In a normal training loop, the order is:

forwardlosszero_gradbackwardstep

Some code uses zero_grad before forward, but the key rule is the same: clear old gradients before the next update.

Keep one autograd trace:

Loss Requires Grad
True
Parameter Requires Grad
True
Grad After Backward
not None
Update Rule
backward computes gradients, optimizer or manual code updates values
Safe Logging
store loss.item() or tensor.detach()

This prevents the most common misconception: backward() is not the update. It only fills gradients.
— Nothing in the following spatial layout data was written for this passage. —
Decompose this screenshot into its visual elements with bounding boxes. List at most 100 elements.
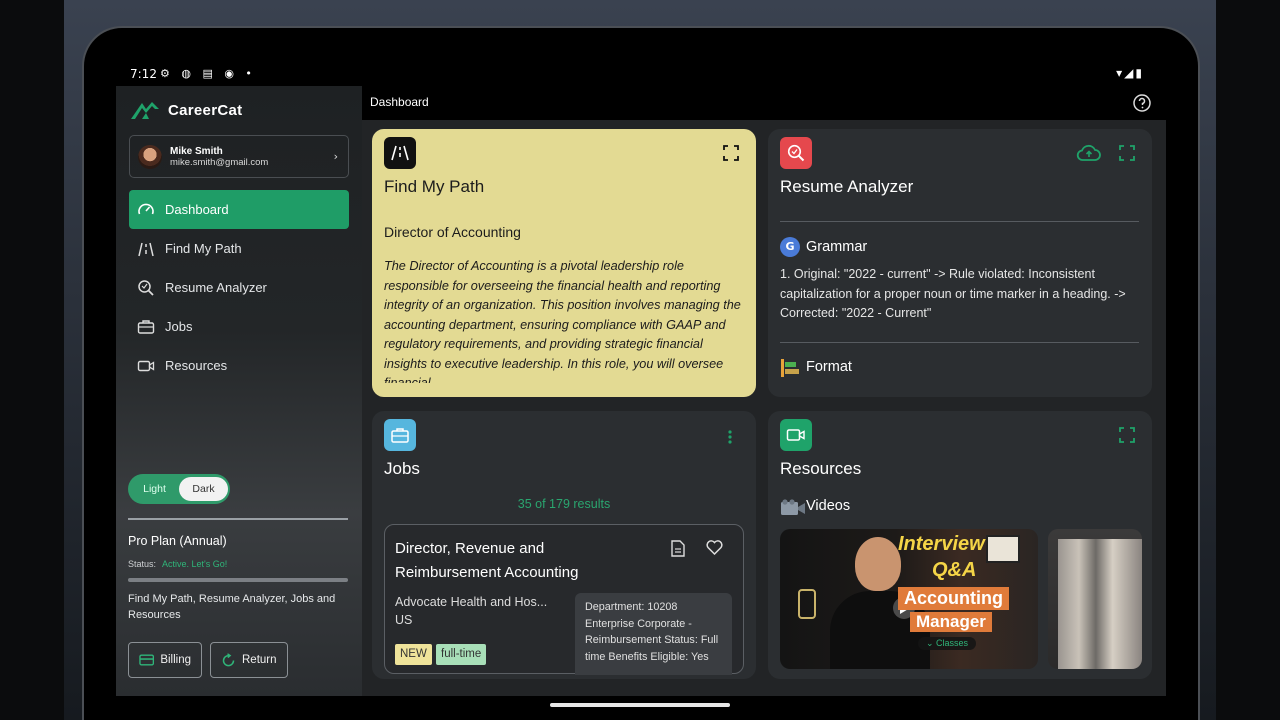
- sidebar-item-dashboard[interactable]: Dashboard: [129, 190, 349, 229]
- clock: 7:12: [130, 67, 157, 81]
- brand[interactable]: CareerCat: [130, 96, 242, 124]
- app-screen: 7:12 ⚙ ◍ ▤ ◉ • ▾◢▮ CareerCat Mike Smith …: [116, 62, 1166, 702]
- divider: [780, 221, 1139, 222]
- divider: [780, 342, 1139, 343]
- grammar-heading: Grammar: [806, 239, 868, 255]
- fullscreen-icon[interactable]: [1119, 427, 1135, 443]
- path-role: Director of Accounting: [384, 224, 521, 240]
- divider: [128, 518, 348, 520]
- billing-label: Billing: [160, 654, 191, 666]
- city-window-image: [1058, 539, 1142, 669]
- plan-status-value: Active. Let's Go!: [162, 559, 228, 569]
- resume-analyzer-card[interactable]: Resume Analyzer G Grammar 1. Original: "…: [768, 129, 1152, 397]
- status-bar: 7:12 ⚙ ◍ ▤ ◉ • ▾◢▮: [116, 62, 1166, 86]
- fullscreen-icon[interactable]: [723, 145, 739, 161]
- plan-status: Status: Active. Let's Go!: [128, 559, 227, 569]
- grammar-icon: G: [780, 237, 800, 257]
- job-location: US: [395, 613, 413, 627]
- briefcase-icon: [137, 319, 155, 334]
- user-profile-button[interactable]: Mike Smith mike.smith@gmail.com ›: [129, 135, 349, 178]
- speedometer-icon: [138, 203, 154, 214]
- chevron-right-icon: ›: [333, 150, 338, 163]
- help-icon[interactable]: [1132, 93, 1152, 113]
- heart-icon[interactable]: [706, 540, 723, 555]
- theme-toggle[interactable]: Light Dark: [128, 474, 230, 504]
- results-count: 35 of 179 results: [517, 497, 611, 511]
- thumb-text-accounting: Accounting: [898, 587, 1009, 610]
- fullscreen-icon[interactable]: [1119, 145, 1135, 161]
- sidebar-item-label: Resources: [165, 358, 228, 373]
- format-heading: Format: [806, 359, 852, 375]
- main-content: Dashboard Find My Path Director of Accou…: [362, 86, 1166, 696]
- grammar-suggestion: 1. Original: "2022 - current" -> Rule vi…: [780, 267, 1126, 320]
- plan-name: Pro Plan (Annual): [128, 534, 227, 548]
- video-thumbnail[interactable]: [1048, 529, 1142, 669]
- refresh-icon: [222, 652, 235, 666]
- videos-heading: Videos: [806, 498, 851, 514]
- plan-status-label: Status:: [128, 559, 157, 569]
- sidebar-item-find-my-path[interactable]: Find My Path: [129, 229, 349, 268]
- path-description: The Director of Accounting is a pivotal …: [384, 259, 741, 383]
- sidebar-item-label: Dashboard: [165, 202, 229, 217]
- sidebar-item-label: Find My Path: [165, 241, 242, 256]
- path-icon: [384, 137, 416, 169]
- thumb-text-interview: Interview: [898, 533, 985, 555]
- card-title: Resources: [780, 459, 862, 478]
- video-icon: [137, 360, 155, 371]
- lamp-decoration: [798, 589, 816, 619]
- plan-progress-bar: [128, 578, 348, 582]
- credit-card-icon: [139, 654, 155, 666]
- sidebar-item-jobs[interactable]: Jobs: [129, 307, 349, 346]
- home-indicator[interactable]: [550, 703, 730, 707]
- more-vertical-icon[interactable]: [727, 429, 733, 445]
- notification-icons: ⚙ ◍ ▤ ◉ •: [160, 67, 256, 80]
- plan-description: Find My Path, Resume Analyzer, Jobs and …: [128, 593, 336, 621]
- format-icon: [781, 359, 799, 377]
- job-listing[interactable]: Director, Revenue and Reimbursement Acco…: [384, 524, 744, 675]
- document-icon[interactable]: [671, 540, 685, 557]
- theme-option-light[interactable]: Light: [130, 483, 179, 495]
- card-title: Resume Analyzer: [780, 177, 914, 196]
- cloud-upload-icon[interactable]: [1076, 144, 1102, 162]
- sidebar-item-resources[interactable]: Resources: [129, 346, 349, 385]
- magnifier-icon: [780, 137, 812, 169]
- sidebar: CareerCat Mike Smith mike.smith@gmail.co…: [116, 86, 362, 696]
- resources-card[interactable]: Resources Videos Interview Q&A Accountin…: [768, 411, 1152, 679]
- job-tag-type: full-time: [436, 644, 487, 665]
- magnifier-icon: [138, 279, 154, 296]
- page-title: Dashboard: [370, 95, 429, 109]
- sidebar-item-label: Jobs: [165, 319, 193, 334]
- video-thumbnail[interactable]: Interview Q&A Accounting Manager ⌄ Class…: [780, 529, 1038, 669]
- briefcase-icon: [384, 419, 416, 451]
- job-title: Director, Revenue and Reimbursement Acco…: [395, 540, 579, 581]
- video-icon: [780, 419, 812, 451]
- thumb-text-manager: Manager: [910, 612, 992, 632]
- job-tag-new: NEW: [395, 644, 432, 665]
- job-details: Department: 10208 Enterprise Corporate -…: [575, 593, 732, 675]
- jobs-card[interactable]: Jobs 35 of 179 results Director, Revenue…: [372, 411, 756, 679]
- wall-picture: [986, 535, 1020, 563]
- card-title: Find My Path: [384, 177, 485, 196]
- classes-chip[interactable]: ⌄ Classes: [918, 637, 977, 650]
- job-company: Advocate Health and Hos...: [395, 595, 548, 609]
- film-camera-icon: [781, 499, 805, 515]
- card-title: Jobs: [384, 459, 420, 478]
- theme-option-dark[interactable]: Dark: [179, 477, 228, 501]
- user-name: Mike Smith: [170, 145, 223, 157]
- return-label: Return: [242, 654, 277, 666]
- classes-chip-label: Classes: [936, 638, 969, 648]
- billing-button[interactable]: Billing: [128, 642, 202, 678]
- return-button[interactable]: Return: [210, 642, 288, 678]
- system-icons: ▾◢▮: [1116, 66, 1144, 80]
- top-bar: Dashboard: [362, 86, 1166, 120]
- path-icon: [138, 242, 154, 256]
- sidebar-nav: Dashboard Find My Path Resume Analyzer J…: [129, 190, 349, 385]
- thumb-text-qa: Q&A: [932, 559, 977, 581]
- user-email: mike.smith@gmail.com: [170, 156, 269, 168]
- find-my-path-card[interactable]: Find My Path Director of Accounting The …: [372, 129, 756, 397]
- avatar: [138, 144, 162, 169]
- sidebar-item-resume-analyzer[interactable]: Resume Analyzer: [129, 268, 349, 307]
- sidebar-item-label: Resume Analyzer: [165, 280, 267, 295]
- presenter-head: [855, 537, 901, 591]
- brand-name: CareerCat: [168, 101, 243, 119]
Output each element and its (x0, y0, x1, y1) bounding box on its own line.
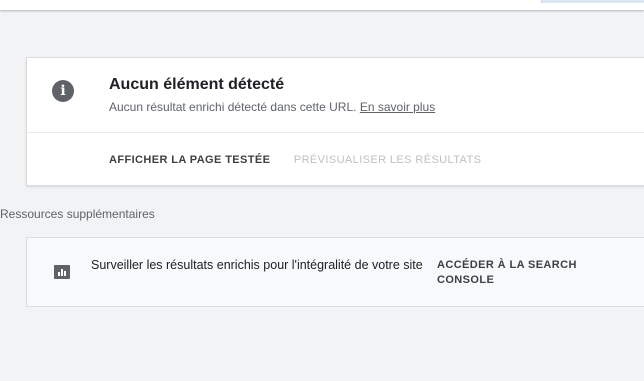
resource-item: Surveiller les résultats enrichis pour l… (26, 237, 644, 307)
learn-more-link[interactable]: En savoir plus (360, 100, 435, 114)
status-description-text: Aucun résultat enrichi détecté dans cett… (109, 100, 357, 114)
status-title: Aucun élément détecté (109, 76, 285, 93)
chart-icon (54, 265, 70, 279)
status-description: Aucun résultat enrichi détecté dans cett… (109, 100, 435, 114)
status-card: i Aucun élément détecté Aucun résultat e… (26, 57, 644, 186)
resource-item-text: Surveiller les résultats enrichis pour l… (91, 258, 423, 272)
toolbar-button-edge[interactable] (541, 0, 644, 3)
search-console-button[interactable]: ACCÉDER À LA SEARCH CONSOLE (437, 258, 577, 288)
card-divider (27, 132, 644, 133)
info-icon: i (52, 80, 74, 102)
preview-results-button: PRÉVISUALISER LES RÉSULTATS (293, 154, 482, 166)
view-tested-page-button[interactable]: AFFICHER LA PAGE TESTÉE (109, 154, 270, 166)
top-toolbar (0, 0, 644, 10)
resources-section-label: Ressources supplémentaires (0, 207, 155, 221)
card-actions: AFFICHER LA PAGE TESTÉE PRÉVISUALISER LE… (109, 154, 481, 166)
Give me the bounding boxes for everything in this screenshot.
  1. Change Lab 4 to learn y = 3x - 2. What should w and b approach?
  2. Remove w.grad.zero_() and b.grad.zero_() in Lab 4. What happens?
  3. Change lr to 0.5 and 0.005. Which one is unstable, and which one is slow?
  4. Store loss itself in a list for 200 epochs, then store loss.item() instead. Why is the second safer?
Reference implementation and walkthrough
  1. w should move toward 3, and b should move toward -2. Small differences are normal if the data has noise or training stops early.
  2. Gradients accumulate by default. Without zero_(), each update mixes the current gradient with previous gradients, so the step size effectively becomes wrong and training can become unstable.
  3. lr=0.5 is more likely to overshoot or diverge. lr=0.005 is usually slow because every update is tiny.
  4. Saving loss tensors can keep references to computation graphs and waste memory. loss.item() stores only the Python number, which is safer for logging.
  • Autograd records the computation graph from parameters to loss.
  • backward() computes gradients; it does not update parameters.
  • Gradients accumulate by default, so clear them before the next update.
  • Use no_grad() for inference and manual updates; use detach() when you need a value without graph history.